Joy MacInnes of Sydney, Cape Breton recognizes this fact. A three-time breast cancer survivor, Joy knows first-hand that being educated about the disease is one of the best weapons people can have at their disposal. From research reports to personal memoirs, engaging in active learning about the disease enables patients to make informed decisions, helps loved ones to understand the vital role they play, and serves as a source of comfort.
Wanting to make sure that her community had as much access as possible to valuable breast cancer resources, Joy developed the idea of creating a collection of materials that could be available through local libraries. She brought her plan to the Cape Breton Regional Library and – with the support of library staff – started the process of applying for a funding grant from the Canadian Breast Cancer Foundation. Inspired by Joy’s original idea, the Nova Scotia Provincial Library and Breast Cancer Action Nova Scotia became involved, and the project quickly grew to become a province-wide initiative.
Thanks to these tireless efforts, the Nova Scotia Breast Cancer Resources Collection was unveiled this fall at the McConnell Library in Sydney. Comprised of 63 printed books, 14 ebooks and a selection of DVDs, the collection ranges from clinical texts to children’s stories.

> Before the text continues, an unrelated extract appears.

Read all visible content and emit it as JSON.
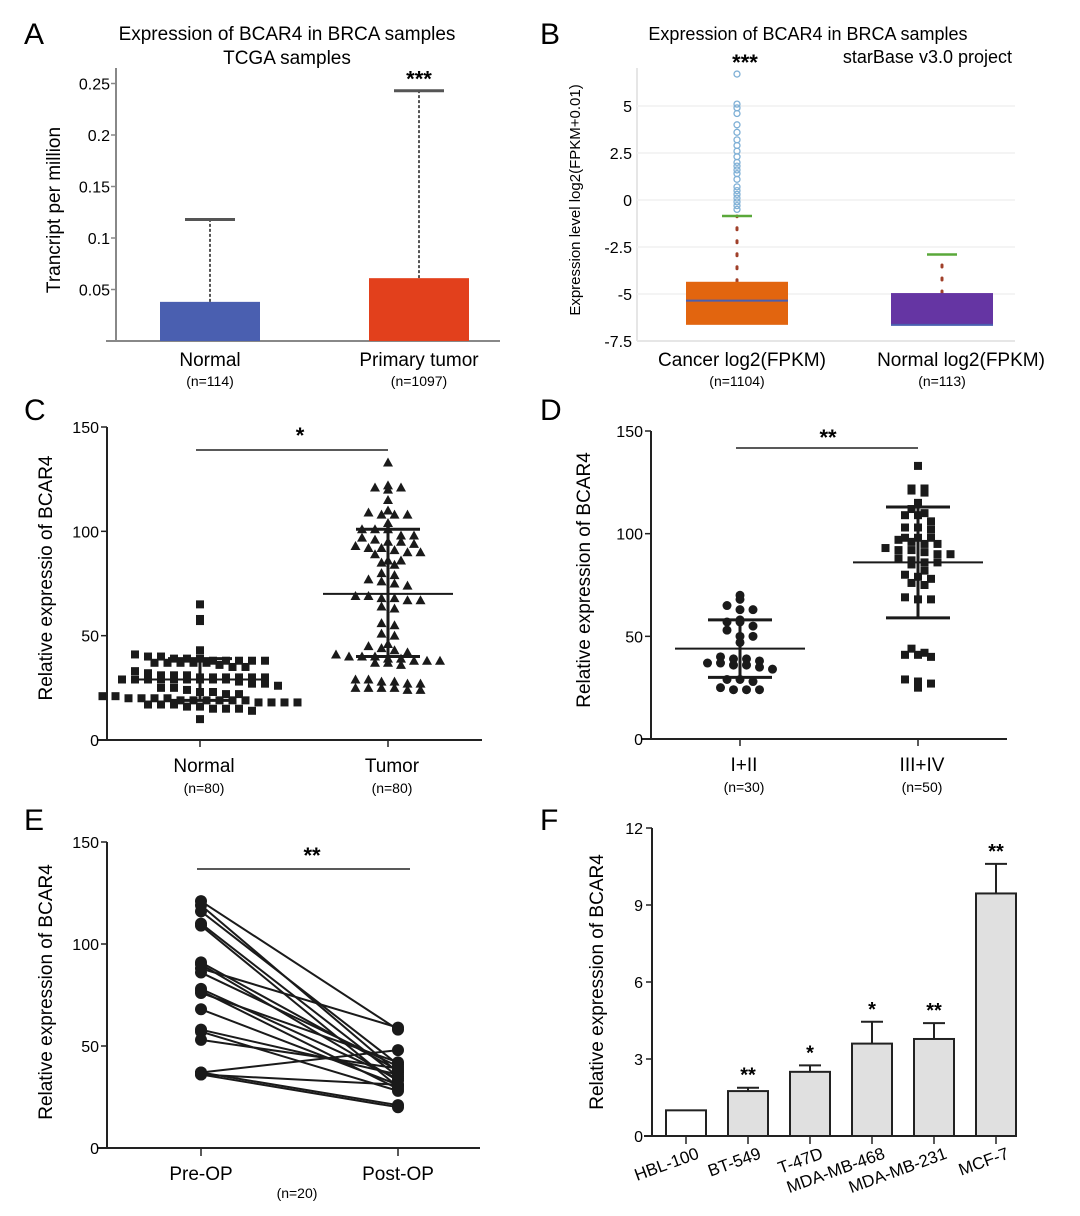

The public can access the Collection online through direct links found on Regional libraries websites and the materials can be borrowed in person at any of the province’s 79 libraries.

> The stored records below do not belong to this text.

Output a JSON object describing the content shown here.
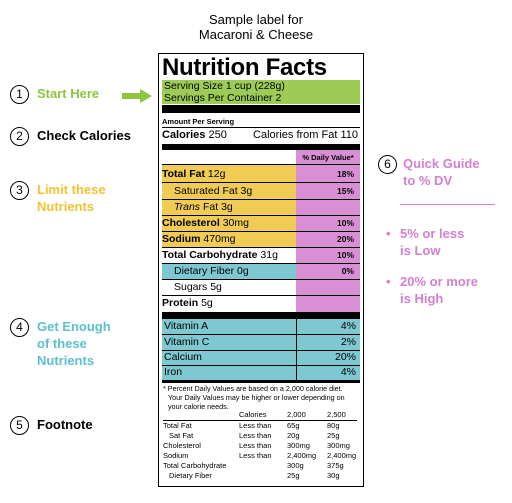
{
  "header": {
    "line1": "Sample label for",
    "line2": "Macaroni & Cheese"
  },
  "steps": [
    {
      "num": "1",
      "label": "Start Here",
      "color": "#8cc63f"
    },
    {
      "num": "2",
      "label": "Check Calories",
      "color": "#000000"
    },
    {
      "num": "3",
      "label_l1": "Limit these",
      "label_l2": "Nutrients",
      "color": "#f2c233"
    },
    {
      "num": "4",
      "label_l1": "Get Enough",
      "label_l2": "of these",
      "label_l3": "Nutrients",
      "color": "#5bbfcf"
    },
    {
      "num": "5",
      "label": "Footnote",
      "color": "#000000"
    }
  ],
  "guide": {
    "num": "6",
    "title_l1": "Quick Guide",
    "title_l2": "to % DV",
    "low_l1": "5% or less",
    "low_l2": "is Low",
    "high_l1": "20% or more",
    "high_l2": "is High",
    "color": "#d47fcf"
  },
  "colors": {
    "green": "#9ccc55",
    "yellow": "#f0cb55",
    "blue": "#7ec8d2",
    "pink": "#d88fd3"
  },
  "label": {
    "title": "Nutrition Facts",
    "serving_size": "Serving Size 1 cup (228g)",
    "servings": "Servings Per Container 2",
    "amount_per": "Amount Per Serving",
    "calories_label": "Calories",
    "calories": "250",
    "cal_fat": "Calories from Fat 110",
    "dv_header": "% Daily Value*",
    "limit_rows": [
      {
        "name": "Total Fat",
        "amount": "12g",
        "pct": "18%",
        "bold": true
      },
      {
        "name": "Saturated Fat",
        "amount": "3g",
        "pct": "15%",
        "bold": false
      },
      {
        "name": "Trans",
        "name_rest": " Fat",
        "amount": "3g",
        "pct": "",
        "bold": false
      },
      {
        "name": "Cholesterol",
        "amount": "30mg",
        "pct": "10%",
        "bold": true
      },
      {
        "name": "Sodium",
        "amount": "470mg",
        "pct": "20%",
        "bold": true
      }
    ],
    "carb": {
      "name": "Total Carbohydrate",
      "amount": "31g",
      "pct": "10%"
    },
    "fiber": {
      "name": "Dietary Fiber",
      "amount": "0g",
      "pct": "0%"
    },
    "sugars": {
      "name": "Sugars",
      "amount": "5g"
    },
    "protein": {
      "name": "Protein",
      "amount": "5g"
    },
    "vitamins": [
      {
        "name": "Vitamin A",
        "pct": "4%"
      },
      {
        "name": "Vitamin C",
        "pct": "2%"
      },
      {
        "name": "Calcium",
        "pct": "20%"
      },
      {
        "name": "Iron",
        "pct": "4%"
      }
    ],
    "footnote_l1": "* Percent Daily Values are based on a 2,000 calorie diet.",
    "footnote_l2": "Your Daily Values may be higher or lower depending on",
    "footnote_l3": "your calorie needs.",
    "fn_table": {
      "header": [
        "Calories",
        "2,000",
        "2,500"
      ],
      "rows": [
        [
          "Total Fat",
          "Less than",
          "65g",
          "80g"
        ],
        [
          "Sat Fat",
          "Less than",
          "20g",
          "25g"
        ],
        [
          "Cholesterol",
          "Less than",
          "300mg",
          "300mg"
        ],
        [
          "Sodium",
          "Less than",
          "2,400mg",
          "2,400mg"
        ],
        [
          "Total Carbohydrate",
          "",
          "300g",
          "375g"
        ],
        [
          "Dietary Fiber",
          "",
          "25g",
          "30g"
        ]
      ]
    }
  }
}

Selection and purchase of the books for the collection was conducted by a team of representatives from Nova Scotia Provincial Library, Breast Cancer Action Nova Scotia, and librarians from Halifax Public Libraries and Cape Breton Regional Library. Funding for this important project was provided by the Canadian Breast Cancer Foundation, Atlantic Region.
October is Breast Cancer Awareness Month. This year, it is estimated that 22,700 women and 200 men will be diagnosed with breast cancer. While these numbers are staggering, hope still remains. Fewer Canadian women are dying from breast cancer today than in the past. Deaths related to the disease have decreased by almost 40% since 1986, which is largely due to earlier detection through regular mammography screening, advances in screening technology, and improved treatments.